As UN-DRC rift grows over rebel operations in the east, it is the Kivu civilians who will suffer

I recently began a new job as an intelligence analyst specializing in African affairs with Max Security Solutions, a geopolitical risk consulting firm based in the Middle East. While the focus is more political than legal, I hope to publish some of this analysis here on Beyond The Hague, starting with this op-ed that was recently published at the Africa Review. All views expressed are in a personal capacity and do not represent Max Security Solutions.
– Alex (@alexpfielding on twitter)

While Boko Haram attacks in northern Nigeria have been dominating African headlines since the Islamist militants kidnapped over 200 girls in Chibok in April 2014, there is a lesser known group of rebels known as the Democratic Forces for the Liberation of Rwanda (FDLR) who have been intimidating the local population, albeit on a different scale, in the eastern Democratic Republic of the Congo (DRC) for over 20 years.

FDLR combatants in the DRC, photo: RFI

FDLR combatants in the DRC, photo: RFI

The international community has long sought to demobilize the FDLR, a Hutu group led by former “genocidaires” who fled to the DRC following the Rwandan genocide of around 800,000 ethnic Tutsis and moderate Hutus in 1994. The FDLR has few friends, but the dense forests of North and South Kivu provinces in the eastern DRC provided the perfect cover for it and other rebel groups to maintain territorial control over lucrative mining operations in coltan, gold and other minerals. The eastern DRC has a long, complex and tragic history of foreign meddling by Rwanda, Uganda and others, as proxy wars were fought by externally backed rebel groups over land, political power and mineral wealth.

The United Nations Security Council, the United States, South Africa and other global actors have ramped up the pressure to disarm the FDLR, particularly since a six-month deadline for the FDLR to voluntarily disarm expired on January 2, with only 337 old and infirm members surrendering, leaving an estimated 1,500 remaining FDLR combatants.

This appeared to be the perfect moment of action for the UN’s Force Intervention Brigade (FIB), a military formation of South African, Tanzanian and Malawian troops under UN control with the unique mandate to carry out attacks on rebel groups in the eastern DRC. The idea behind the FIB was to avoid the kinds of peacekeeping disasters of the mid-1990s, when UN forces in Rwanda and Bosnia were only allowed to use force in self-defence, as genocidal acts were committed by ethnic Hutu militias and Bosnian Serb fighters while the world watched. Moreover, the FIB and Congolese forces had successfully routed Rwandan-backed M23 rebels from strongholds in North Kivu in November 2013. Based on this precedent, it seemed that the FDLR’s days were numbered at last.

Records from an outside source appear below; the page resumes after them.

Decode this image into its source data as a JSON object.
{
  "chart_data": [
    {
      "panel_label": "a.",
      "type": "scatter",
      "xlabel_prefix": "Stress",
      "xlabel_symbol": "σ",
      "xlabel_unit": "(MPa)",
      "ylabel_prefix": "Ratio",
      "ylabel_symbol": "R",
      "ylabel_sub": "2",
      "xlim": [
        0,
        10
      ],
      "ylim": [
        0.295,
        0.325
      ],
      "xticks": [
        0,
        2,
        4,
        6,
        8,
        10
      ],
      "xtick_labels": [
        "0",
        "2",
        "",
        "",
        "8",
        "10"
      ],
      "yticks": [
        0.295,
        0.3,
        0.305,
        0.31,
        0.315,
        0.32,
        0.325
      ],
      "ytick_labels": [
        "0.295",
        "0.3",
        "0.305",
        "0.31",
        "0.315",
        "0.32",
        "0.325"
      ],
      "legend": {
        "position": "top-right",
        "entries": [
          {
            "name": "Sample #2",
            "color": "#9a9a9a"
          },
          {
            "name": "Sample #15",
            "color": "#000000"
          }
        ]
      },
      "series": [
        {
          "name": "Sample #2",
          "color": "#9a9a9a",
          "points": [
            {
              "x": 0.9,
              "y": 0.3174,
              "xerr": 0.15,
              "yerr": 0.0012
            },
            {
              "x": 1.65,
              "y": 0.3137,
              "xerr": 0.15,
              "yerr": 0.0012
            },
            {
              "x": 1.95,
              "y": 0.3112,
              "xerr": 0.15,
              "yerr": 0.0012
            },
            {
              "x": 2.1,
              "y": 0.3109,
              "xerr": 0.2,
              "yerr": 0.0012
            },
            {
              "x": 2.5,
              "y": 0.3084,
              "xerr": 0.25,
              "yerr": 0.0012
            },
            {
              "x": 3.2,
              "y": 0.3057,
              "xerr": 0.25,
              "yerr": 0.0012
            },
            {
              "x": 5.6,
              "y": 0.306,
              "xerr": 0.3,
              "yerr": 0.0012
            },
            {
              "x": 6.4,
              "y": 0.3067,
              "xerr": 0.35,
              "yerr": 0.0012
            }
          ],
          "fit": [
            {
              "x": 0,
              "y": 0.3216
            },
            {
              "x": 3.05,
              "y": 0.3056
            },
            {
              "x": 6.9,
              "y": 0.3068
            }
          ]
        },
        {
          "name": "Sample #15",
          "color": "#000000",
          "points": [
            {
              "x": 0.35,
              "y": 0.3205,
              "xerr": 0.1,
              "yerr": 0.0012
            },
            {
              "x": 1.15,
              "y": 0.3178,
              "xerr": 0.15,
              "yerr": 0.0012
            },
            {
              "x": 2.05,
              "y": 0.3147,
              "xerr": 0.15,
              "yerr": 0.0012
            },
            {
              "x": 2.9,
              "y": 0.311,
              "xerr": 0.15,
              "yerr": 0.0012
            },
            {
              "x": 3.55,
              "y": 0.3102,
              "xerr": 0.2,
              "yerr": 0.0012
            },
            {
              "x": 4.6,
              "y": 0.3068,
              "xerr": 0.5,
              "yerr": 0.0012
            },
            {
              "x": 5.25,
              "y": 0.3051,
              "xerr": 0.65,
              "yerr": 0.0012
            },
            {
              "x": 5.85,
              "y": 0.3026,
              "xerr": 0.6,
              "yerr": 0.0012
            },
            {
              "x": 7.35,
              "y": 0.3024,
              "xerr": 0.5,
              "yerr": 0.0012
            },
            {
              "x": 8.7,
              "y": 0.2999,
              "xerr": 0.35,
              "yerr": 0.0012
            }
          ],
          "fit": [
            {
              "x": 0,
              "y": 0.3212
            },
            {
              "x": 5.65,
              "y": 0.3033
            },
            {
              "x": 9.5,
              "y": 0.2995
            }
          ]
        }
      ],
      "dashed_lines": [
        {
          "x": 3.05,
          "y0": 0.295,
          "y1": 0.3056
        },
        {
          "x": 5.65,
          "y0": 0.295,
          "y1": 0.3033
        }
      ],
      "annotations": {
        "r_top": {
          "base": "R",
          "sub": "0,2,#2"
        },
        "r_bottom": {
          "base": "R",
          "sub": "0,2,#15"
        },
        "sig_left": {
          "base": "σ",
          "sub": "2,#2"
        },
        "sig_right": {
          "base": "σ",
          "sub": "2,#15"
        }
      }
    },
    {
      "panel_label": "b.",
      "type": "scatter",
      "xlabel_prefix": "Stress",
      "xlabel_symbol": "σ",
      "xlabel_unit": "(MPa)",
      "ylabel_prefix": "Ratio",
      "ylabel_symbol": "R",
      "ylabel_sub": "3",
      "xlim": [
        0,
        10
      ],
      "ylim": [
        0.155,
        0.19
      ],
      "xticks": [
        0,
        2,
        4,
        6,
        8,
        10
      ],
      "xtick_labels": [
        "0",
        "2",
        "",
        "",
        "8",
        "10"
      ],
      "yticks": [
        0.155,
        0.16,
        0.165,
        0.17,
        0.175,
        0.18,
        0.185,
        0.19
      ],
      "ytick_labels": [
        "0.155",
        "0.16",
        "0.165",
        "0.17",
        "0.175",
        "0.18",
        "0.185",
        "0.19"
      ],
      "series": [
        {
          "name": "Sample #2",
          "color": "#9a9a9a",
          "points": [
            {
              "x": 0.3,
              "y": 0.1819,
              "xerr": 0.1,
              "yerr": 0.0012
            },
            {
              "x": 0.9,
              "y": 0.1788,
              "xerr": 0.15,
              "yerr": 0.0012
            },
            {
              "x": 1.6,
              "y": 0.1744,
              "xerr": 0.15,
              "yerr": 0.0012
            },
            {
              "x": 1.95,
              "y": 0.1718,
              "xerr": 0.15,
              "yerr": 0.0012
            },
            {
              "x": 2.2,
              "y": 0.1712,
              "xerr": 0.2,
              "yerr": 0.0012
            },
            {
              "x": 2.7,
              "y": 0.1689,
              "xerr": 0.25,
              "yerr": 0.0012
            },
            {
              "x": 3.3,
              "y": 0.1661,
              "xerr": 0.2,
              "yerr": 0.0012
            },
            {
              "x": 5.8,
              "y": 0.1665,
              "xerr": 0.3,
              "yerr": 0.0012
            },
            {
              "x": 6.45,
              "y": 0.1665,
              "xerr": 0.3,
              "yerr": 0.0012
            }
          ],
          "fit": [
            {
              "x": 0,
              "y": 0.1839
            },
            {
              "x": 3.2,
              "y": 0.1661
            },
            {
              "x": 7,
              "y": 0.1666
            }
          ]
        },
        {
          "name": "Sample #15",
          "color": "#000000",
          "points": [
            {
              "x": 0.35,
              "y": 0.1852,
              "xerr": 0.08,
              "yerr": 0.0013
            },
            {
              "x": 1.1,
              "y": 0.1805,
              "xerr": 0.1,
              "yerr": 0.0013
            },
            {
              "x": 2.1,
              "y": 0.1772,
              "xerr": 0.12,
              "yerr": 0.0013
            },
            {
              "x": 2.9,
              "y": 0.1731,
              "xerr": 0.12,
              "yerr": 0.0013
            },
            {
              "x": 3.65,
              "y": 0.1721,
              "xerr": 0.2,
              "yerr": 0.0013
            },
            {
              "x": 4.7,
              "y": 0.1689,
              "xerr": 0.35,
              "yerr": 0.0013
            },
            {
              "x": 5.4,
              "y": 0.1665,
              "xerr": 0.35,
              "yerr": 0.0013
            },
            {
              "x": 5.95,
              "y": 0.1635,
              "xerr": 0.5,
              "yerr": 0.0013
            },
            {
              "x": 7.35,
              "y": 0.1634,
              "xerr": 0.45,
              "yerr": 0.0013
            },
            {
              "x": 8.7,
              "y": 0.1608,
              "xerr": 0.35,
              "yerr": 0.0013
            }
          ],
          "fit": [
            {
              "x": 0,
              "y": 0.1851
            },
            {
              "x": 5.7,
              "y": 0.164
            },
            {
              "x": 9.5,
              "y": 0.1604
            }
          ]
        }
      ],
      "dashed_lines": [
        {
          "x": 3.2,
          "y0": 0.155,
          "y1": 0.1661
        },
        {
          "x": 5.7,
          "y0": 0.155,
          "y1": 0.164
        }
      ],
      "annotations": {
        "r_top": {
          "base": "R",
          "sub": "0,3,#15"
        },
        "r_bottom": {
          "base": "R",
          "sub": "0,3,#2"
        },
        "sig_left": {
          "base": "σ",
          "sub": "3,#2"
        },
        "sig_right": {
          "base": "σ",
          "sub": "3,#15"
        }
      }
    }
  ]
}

However, on February 1, DRC President Joseph Kabila appointed General Bruno Mandevu to lead the FDLR operation and General Fall Sikabwe as commander of the 34th military region which includes North Kivu. Both generals were on a UN “red list” for suspected human rights violations, although details about their alleged crimes have not been disclosed. Kabila’s continuing refusal to replace the generals prompted the UN to suspend its support to the operation. Amidst the deepening rift between Kabila and the UN, the Congolese military launched a unilateral offensive against FDLR rebels on February 24, one day after the African Union had called on Kabila to accept UN support.

Senior UN and diplomatic sources in the DRC have expressed their lack of faith in this unilateral operation, particularly given the fact that the FDLR are likely to avoid direct military confrontations. The badly-paid Congolese army suffers from low morale, poor discipline, and lack of special forces training to combat seasoned guerrilla fighters like the FDLR, particularly in the rugged terrain that has been the rebels’ home for 20 years. Moreover, as DRC expert Jason Stearns has argued, that there is no “exit valve” for FDLR commanders.  There is a well-established UN demobilization program for low level combatants, but only some ad hoc arrangements for individual commanders. This further entrenches the resolve of senior leaders, who hold sway over their fighters through the group’s religious ideology and a strict hierarchical command structure.

Furthermore, any attack on the FDLR risks a repeat of 2009, when over a million civilians in the Kivus were displaced by Congolese and Rwandan troops, and retreating FDLR fighters massacred villagers as a deterrent to the international community. Without the UN to attend to the humanitarian aspects of such a displacement, and to provide oversight of Congolese troops with a history of human rights abuses, it is the civilians who will bear the brunt of the fighting.

Without much in the way of independent information beyond the Congolese military reports, it will be difficult to assess the early reports of successful attacks on FDLR positions, as well as the impact on civilians. After violent anti-Kabila demonstrations in January left an estimated 43 protesters dead amidst widespread criticism of the heavy-handed tactics by security force, the Congolese leader is keen to demonstrate his ability to unilaterally defeat the FDLR and improve his domestic and international standing. However, in this volatile mineral-rich region that has been plagued by rebel violence for the past 20 years, the pattern of rebel attacks and ill-fated counterinsurgency operations is likely to continue.